Just depends on what you like. The drop axle is the traditional way to go. The IFS is the less than traditional way to go. Kick back, do some reading and hit some car shows before you start dropping cash into your project (I assume that's where you're at). I bought a 34 body about 10 years ago with plans of putting an IFS setup in it. Luckily, I was broke and had to wait. Over time I learned about the styles of hot rods, what compliments, what conflicts, etc. Not trying to slow you down, but immerse yourself in the scene fully before commiting to vital components. It will all make sense very soon.....

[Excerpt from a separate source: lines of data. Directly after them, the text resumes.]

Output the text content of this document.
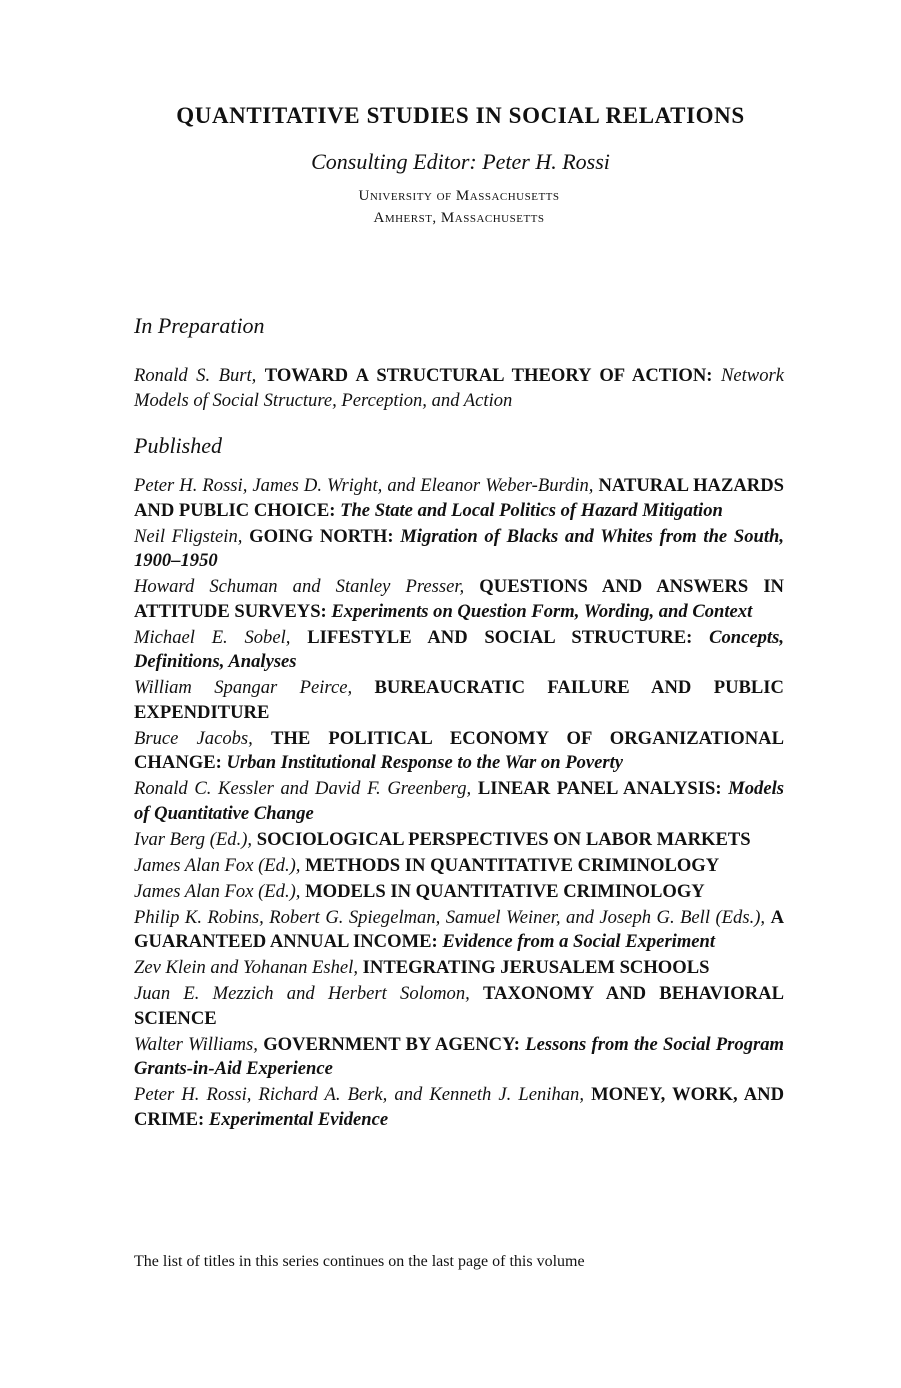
QUANTITATIVE STUDIES IN SOCIAL RELATIONS
Consulting Editor: Peter H. Rossi
University of Massachusetts
Amherst, Massachusetts
In Preparation
Ronald S. Burt, TOWARD A STRUCTURAL THEORY OF ACTION: Network Models of Social Structure, Perception, and Action
Published
Peter H. Rossi, James D. Wright, and Eleanor Weber-Burdin, NATURAL HAZARDS AND PUBLIC CHOICE: The State and Local Politics of Hazard Mitigation
Neil Fligstein, GOING NORTH: Migration of Blacks and Whites from the South, 1900–1950
Howard Schuman and Stanley Presser, QUESTIONS AND ANSWERS IN ATTITUDE SURVEYS: Experiments on Question Form, Wording, and Context
Michael E. Sobel, LIFESTYLE AND SOCIAL STRUCTURE: Concepts, Definitions, Analyses
William Spangar Peirce, BUREAUCRATIC FAILURE AND PUBLIC EXPENDITURE
Bruce Jacobs, THE POLITICAL ECONOMY OF ORGANIZATIONAL CHANGE: Urban Institutional Response to the War on Poverty
Ronald C. Kessler and David F. Greenberg, LINEAR PANEL ANALYSIS: Models of Quantitative Change
Ivar Berg (Ed.), SOCIOLOGICAL PERSPECTIVES ON LABOR MARKETS
James Alan Fox (Ed.), METHODS IN QUANTITATIVE CRIMINOLOGY
James Alan Fox (Ed.), MODELS IN QUANTITATIVE CRIMINOLOGY
Philip K. Robins, Robert G. Spiegelman, Samuel Weiner, and Joseph G. Bell (Eds.), A GUARANTEED ANNUAL INCOME: Evidence from a Social Experiment
Zev Klein and Yohanan Eshel, INTEGRATING JERUSALEM SCHOOLS
Juan E. Mezzich and Herbert Solomon, TAXONOMY AND BEHAVIORAL SCIENCE
Walter Williams, GOVERNMENT BY AGENCY: Lessons from the Social Program Grants-in-Aid Experience
Peter H. Rossi, Richard A. Berk, and Kenneth J. Lenihan, MONEY, WORK, AND CRIME: Experimental Evidence
The list of titles in this series continues on the last page of this volume
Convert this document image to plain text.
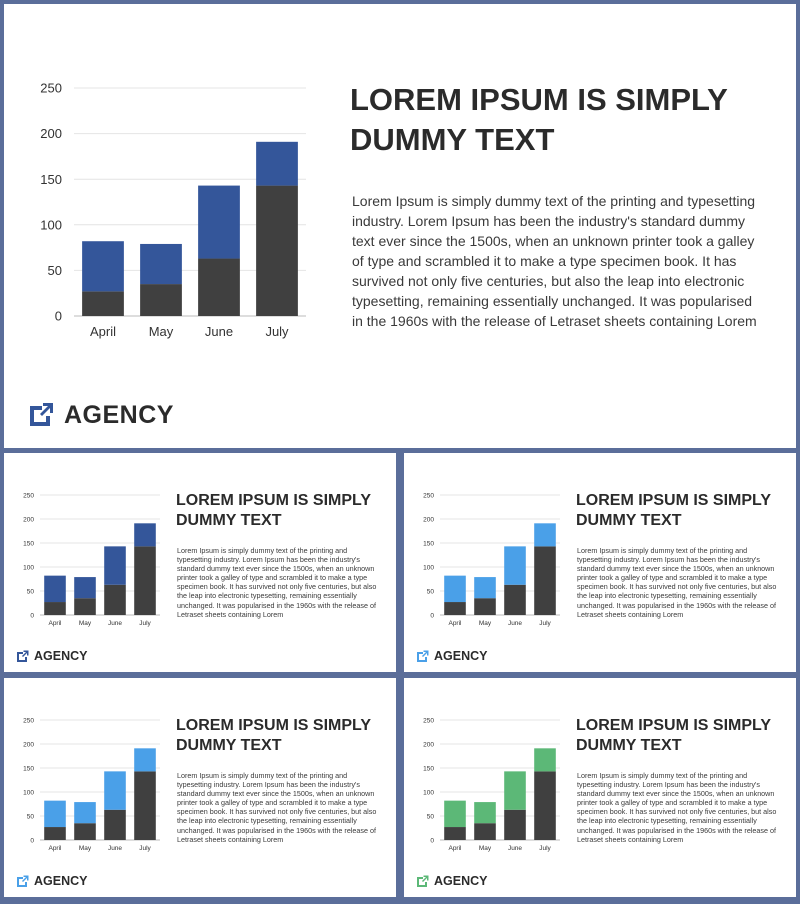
0
50
100
150
200
250
April	May June July
LOREM IPSUM IS SIMPLY DUMMY TEXT

Lorem Ipsum is simply dummy text of the printing and typesetting industry. Lorem Ipsum has been the industry's standard dummy text ever since the 1500s, when an unknown printer took a galley of type and scrambled it to make a type specimen book. It has survived not only five centuries, but also the leap into electronic typesetting, remaining essentially unchanged. It was popularised in the 1960s with the release of Letraset sheets containing Lorem

AGENCY
0
50
100
150
200
250
April	May	June	July
LOREM IPSUM IS SIMPLY DUMMY TEXT

Lorem Ipsum is simply dummy text of the printing and typesetting industry. Lorem Ipsum has been the industry's standard dummy text ever since the 1500s, when an unknown printer took a galley of type and scrambled it to make a type specimen book. It has survived not only five centuries, but also the leap into electronic typesetting, remaining essentially unchanged. It was popularised in the 1960s with the release of Letraset sheets containing Lorem

AGENCY
0
50
100
150
200
250
April	May	June	July
LOREM IPSUM IS SIMPLY DUMMY TEXT

Lorem Ipsum is simply dummy text of the printing and typesetting industry. Lorem Ipsum has been the industry's standard dummy text ever since the 1500s, when an unknown printer took a galley of type and scrambled it to make a type specimen book. It has survived not only five centuries, but also the leap into electronic typesetting, remaining essentially unchanged. It was popularised in the 1960s with the release of Letraset sheets containing Lorem

AGENCY
0
50
100
150
200
250
April	May	June	July
LOREM IPSUM IS SIMPLY DUMMY TEXT

Lorem Ipsum is simply dummy text of the printing and typesetting industry. Lorem Ipsum has been the industry's standard dummy text ever since the 1500s, when an unknown printer took a galley of type and scrambled it to make a type specimen book. It has survived not only five centuries, but also the leap into electronic typesetting, remaining essentially unchanged. It was popularised in the 1960s with the release of Letraset sheets containing Lorem

AGENCY
0
50
100
150
200
250
April	May	June	July
LOREM IPSUM IS SIMPLY DUMMY TEXT

Lorem Ipsum is simply dummy text of the printing and typesetting industry. Lorem Ipsum has been the industry's standard dummy text ever since the 1500s, when an unknown printer took a galley of type and scrambled it to make a type specimen book. It has survived not only five centuries, but also the leap into electronic typesetting, remaining essentially unchanged. It was popularised in the 1960s with the release of Letraset sheets containing Lorem

AGENCY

If you go with the transverse leaf (study it very long and you realize it works the same as two quarter elliptics) on a dropped axle, teflon liners in the spring and an unsplit wishbone with stabilizer bars will give the best ride and handling (a panhard rod is essential with side steer and helpful anytime). If you go with an independent, using the longest links possible will give the best camber curves (not the typical Mustang II derived stuff), and torsion bars (lengthwise or cross) are the most unobtrusive on an open wheeled car and give a great ride when they and their links are properly sized without the complexity and space consideration of a rocker arm type arangement . Just a little food for thought.
This guy is just a troll...let this stupid post drop off the page. check his profile and look at his previous posts. No way is he for real and working for TCI. Every response he gets is just a waste of space...
you dont have to know everything about hot rods just to get a job their i know kits on some of the stuff we make and I assemble 4-link bars. but im in charge of running boxes (for the UPS). they ain't nothing wrong about learning stuuf that you don't know.